The Eastern Athabasca Regional Monitoring Program (EARMP) is a shining example of industry, community and government coming together to ensure public safety and the health of the environment.
EARMP was established in 2011 as a partnership between the Government of Saskatchewan, Cameco, Orano, and the communities of Black Lake Dënesųłıné First Nation, Fond du Lac Dënesųłıné First Nation, Hatchet Lake Dënesųłıné First Nation, Stony Rapids, Wollaston Lake, Camsell Portage and Uranium City. Seeing value in the program, the Canadian Nuclear Safety Commission formally joined the partnership in 2017. This partnership provides further support to address environmental concerns and identify sustainable management practices in the Athabasca Basin. The unique industry-government-Indigenous-community partnership brings the provincial government, the federal uranium regulator and industry together to monitor environmental impacts and build meaningful relationships with the region’s residents.
“This collaboration is an excellent example of the things we can achieve through partnerships,” Environment Minister Dana Skoropad said. “By working together, we can ensure the safe and responsible development of resources, which supports growth that benefits all citizens of Saskatchewan. It is also instrumental in protecting the health of our environment and communities.”
Community members from the six study sites actively participate in the program by determining the location of sampling sites and collecting and donating samples. Input from the communities and traditional ecological knowledge are built into the design of the annual field study, with residents actively participating.
“The EARMP community program is a great example of bridging Western science with Indigenous knowledge and perspectives,” Cameco Safety Health, Environment & Quality and Regulatory Relations Vice-President Liam Mooney said. “Cameco is proud to be a long-standing partner in this program. We believe it reflects Cameco’s values regarding the safety of people and protection of the environment.”
Engagement with local communities through EARMP also contributes to increased community ownership, putting control in the hands of those who rely on the environment most and ensuring accurate and transparent information to the public.

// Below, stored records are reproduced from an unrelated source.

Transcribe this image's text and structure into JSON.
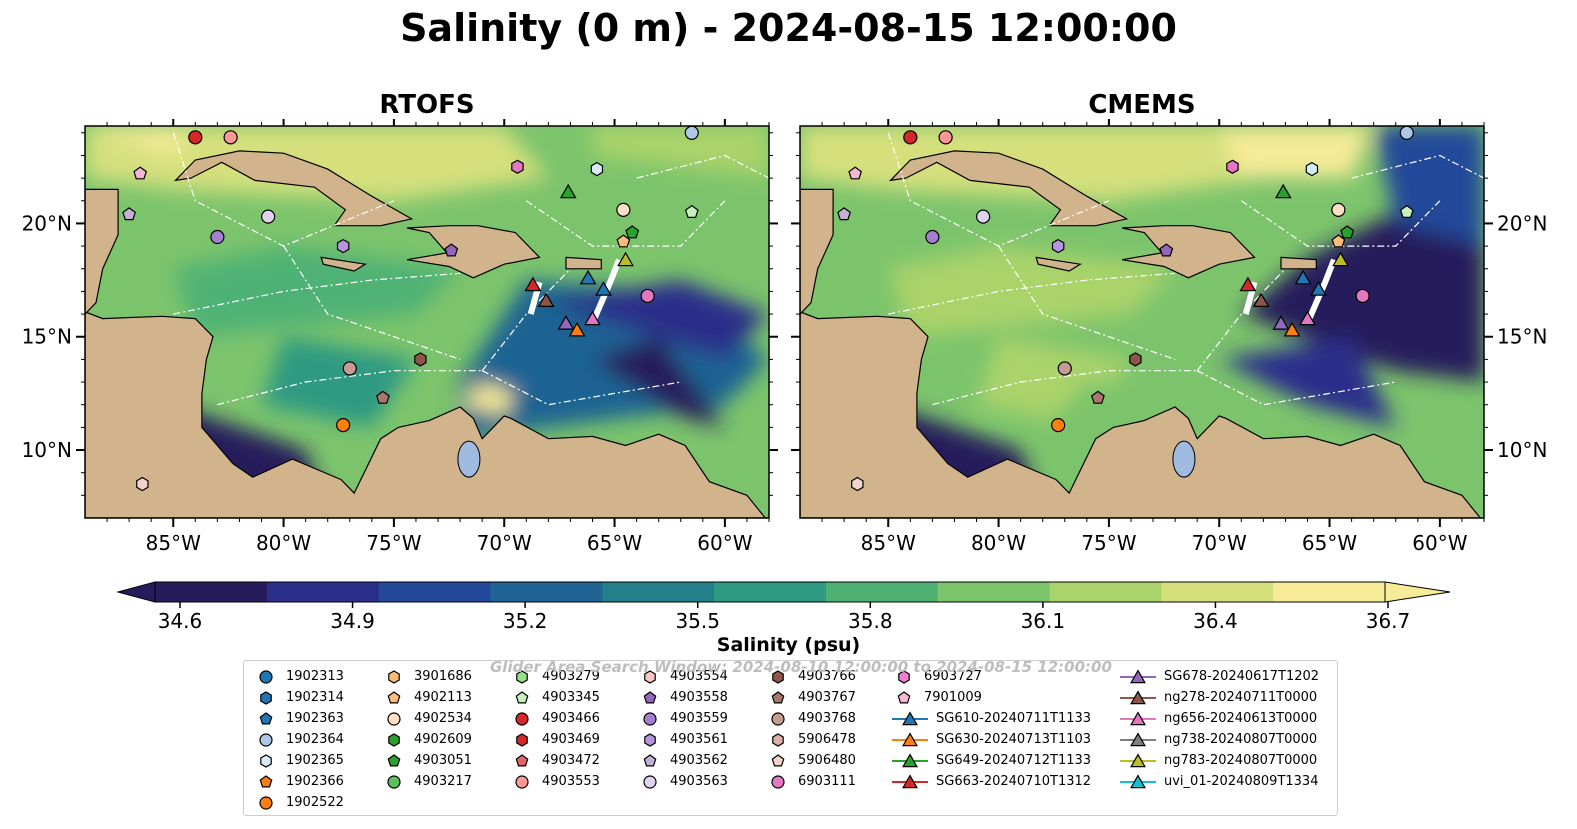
{
  "title": "Salinity (0 m) - 2024-08-15 12:00:00",
  "panels": [
    {
      "title": "RTOFS"
    },
    {
      "title": "CMEMS"
    }
  ],
  "axes": {
    "lon_ticks": [
      "85°W",
      "80°W",
      "75°W",
      "70°W",
      "65°W",
      "60°W"
    ],
    "lat_ticks": [
      "20°N",
      "15°N",
      "10°N"
    ]
  },
  "colorbar": {
    "label": "Salinity (psu)",
    "ticks": [
      "34.6",
      "34.9",
      "35.2",
      "35.5",
      "35.8",
      "36.1",
      "36.4",
      "36.7"
    ],
    "colors": [
      "#261c5c",
      "#2a2f8a",
      "#24489a",
      "#1f6493",
      "#23808b",
      "#2f9a82",
      "#4fb274",
      "#7cc46c",
      "#aad36b",
      "#d5e07d",
      "#f6eb96"
    ],
    "extend": "both"
  },
  "watermark": "Glider Area Search Window: 2024-08-10 12:00:00 to 2024-08-15 12:00:00",
  "chart_data": {
    "type": "heatmap",
    "title": "Salinity (0 m) - 2024-08-15 12:00:00",
    "panels": [
      "RTOFS",
      "CMEMS"
    ],
    "variable": "Salinity",
    "units": "psu",
    "depth_m": 0,
    "datetime": "2024-08-15 12:00:00",
    "lon_range": [
      -89,
      -58
    ],
    "lat_range": [
      7,
      24.3
    ],
    "color_range": [
      34.6,
      36.7
    ],
    "colorbar_ticks": [
      34.6,
      34.9,
      35.2,
      35.5,
      35.8,
      36.1,
      36.4,
      36.7
    ],
    "argo_floats": [
      "1902313",
      "1902314",
      "1902363",
      "1902364",
      "1902365",
      "1902366",
      "1902522",
      "3901686",
      "4902113",
      "4902534",
      "4902609",
      "4903051",
      "4903217",
      "4903279",
      "4903345",
      "4903466",
      "4903469",
      "4903472",
      "4903553",
      "4903554",
      "4903558",
      "4903559",
      "4903561",
      "4903562",
      "4903563",
      "4903766",
      "4903767",
      "4903768",
      "5906478",
      "5906480",
      "6903111",
      "6903727",
      "7901009"
    ],
    "gliders": [
      "SG610-20240711T1133",
      "SG630-20240713T1103",
      "SG649-20240712T1133",
      "SG663-20240710T1312",
      "SG678-20240617T1202",
      "ng278-20240711T0000",
      "ng656-20240613T0000",
      "ng738-20240807T0000",
      "ng783-20240807T0000",
      "uvi_01-20240809T1334"
    ]
  },
  "legend": {
    "columns": [
      [
        {
          "label": "1902313",
          "marker": "circle",
          "color": "#1f77b4"
        },
        {
          "label": "1902314",
          "marker": "hexagon",
          "color": "#1f77b4"
        },
        {
          "label": "1902363",
          "marker": "pentagon",
          "color": "#1f77b4"
        },
        {
          "label": "1902364",
          "marker": "circle",
          "color": "#aec7e8"
        },
        {
          "label": "1902365",
          "marker": "hexagon",
          "color": "#d6eaf8"
        },
        {
          "label": "1902366",
          "marker": "pentagon",
          "color": "#ff7f0e"
        },
        {
          "label": "1902522",
          "marker": "circle",
          "color": "#ff7f0e"
        }
      ],
      [
        {
          "label": "3901686",
          "marker": "hexagon",
          "color": "#ffbb78"
        },
        {
          "label": "4902113",
          "marker": "pentagon",
          "color": "#ffbb78"
        },
        {
          "label": "4902534",
          "marker": "circle",
          "color": "#fde0c5"
        },
        {
          "label": "4902609",
          "marker": "hexagon",
          "color": "#2ca02c"
        },
        {
          "label": "4903051",
          "marker": "pentagon",
          "color": "#2ca02c"
        },
        {
          "label": "4903217",
          "marker": "circle",
          "color": "#5cc05c"
        }
      ],
      [
        {
          "label": "4903279",
          "marker": "hexagon",
          "color": "#98df8a"
        },
        {
          "label": "4903345",
          "marker": "pentagon",
          "color": "#c7f0bd"
        },
        {
          "label": "4903466",
          "marker": "circle",
          "color": "#d62728"
        },
        {
          "label": "4903469",
          "marker": "hexagon",
          "color": "#d62728"
        },
        {
          "label": "4903472",
          "marker": "pentagon",
          "color": "#e36566"
        },
        {
          "label": "4903553",
          "marker": "circle",
          "color": "#ff9896"
        }
      ],
      [
        {
          "label": "4903554",
          "marker": "hexagon",
          "color": "#ffc6c5"
        },
        {
          "label": "4903558",
          "marker": "pentagon",
          "color": "#9467bd"
        },
        {
          "label": "4903559",
          "marker": "circle",
          "color": "#a57fd0"
        },
        {
          "label": "4903561",
          "marker": "hexagon",
          "color": "#b894e0"
        },
        {
          "label": "4903562",
          "marker": "pentagon",
          "color": "#c5b0d5"
        },
        {
          "label": "4903563",
          "marker": "circle",
          "color": "#e1d2f0"
        }
      ],
      [
        {
          "label": "4903766",
          "marker": "hexagon",
          "color": "#8c564b"
        },
        {
          "label": "4903767",
          "marker": "pentagon",
          "color": "#a8786d"
        },
        {
          "label": "4903768",
          "marker": "circle",
          "color": "#c49c94"
        },
        {
          "label": "5906478",
          "marker": "hexagon",
          "color": "#dcb0a6"
        },
        {
          "label": "5906480",
          "marker": "pentagon",
          "color": "#f2d3cc"
        },
        {
          "label": "6903111",
          "marker": "circle",
          "color": "#e377c2"
        }
      ],
      [
        {
          "label": "6903727",
          "marker": "hexagon",
          "color": "#f07fcf"
        },
        {
          "label": "7901009",
          "marker": "pentagon",
          "color": "#f7b6d2"
        },
        {
          "label": "SG610-20240711T1133",
          "marker": "triangle-line",
          "color": "#1f77b4"
        },
        {
          "label": "SG630-20240713T1103",
          "marker": "triangle-line",
          "color": "#ff7f0e"
        },
        {
          "label": "SG649-20240712T1133",
          "marker": "triangle-line",
          "color": "#2ca02c"
        },
        {
          "label": "SG663-20240710T1312",
          "marker": "triangle-line",
          "color": "#d62728"
        }
      ],
      [
        {
          "label": "SG678-20240617T1202",
          "marker": "triangle-line",
          "color": "#9467bd"
        },
        {
          "label": "ng278-20240711T0000",
          "marker": "triangle-line",
          "color": "#8c564b"
        },
        {
          "label": "ng656-20240613T0000",
          "marker": "triangle-line",
          "color": "#e377c2"
        },
        {
          "label": "ng738-20240807T0000",
          "marker": "triangle-line",
          "color": "#7f7f7f"
        },
        {
          "label": "ng783-20240807T0000",
          "marker": "triangle-line",
          "color": "#bcbd22"
        },
        {
          "label": "uvi_01-20240809T1334",
          "marker": "triangle-line",
          "color": "#17becf"
        }
      ]
    ]
  }
}
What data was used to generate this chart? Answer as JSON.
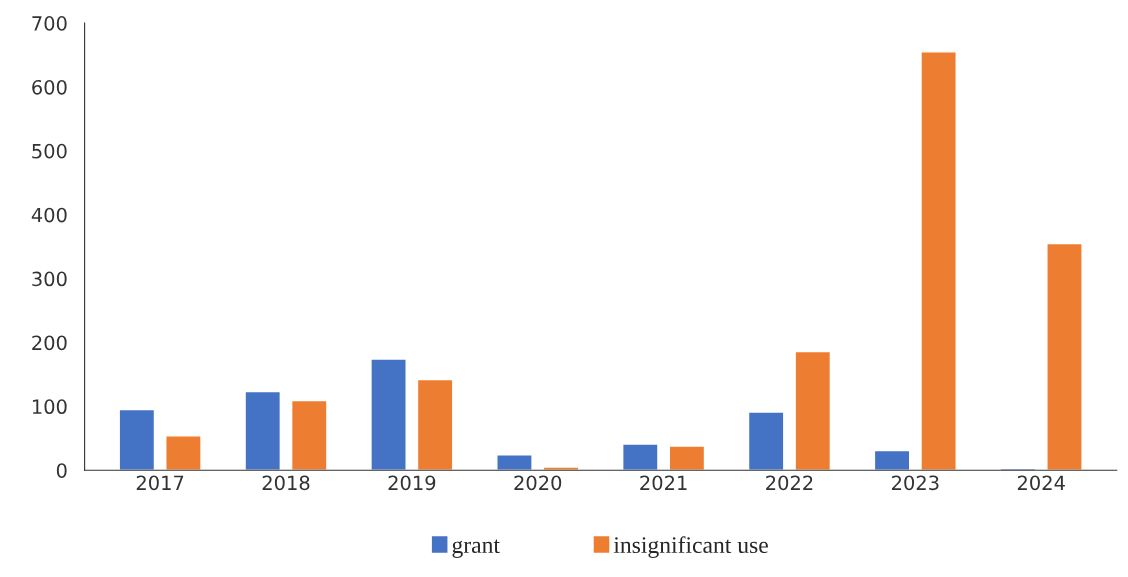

“It’s important for the community and me, because we want to make sure the water and food we eat are safe,” George St. Pierre of Wollaston Lake, who worked on the project said. “I help out with this program because it’s my home and land, and I want to protect it.”
This collaboration has been a positive part of the robust environmental monitoring efforts and a testament to how government and industry can work with communities to ensure a safe and secure environment. Results of the monitoring program, which show water and traditional foods of the Athabasca Basin remain a safe and healthy part of the local diet, were released in January 2023. The full report can be found at earmp.ca.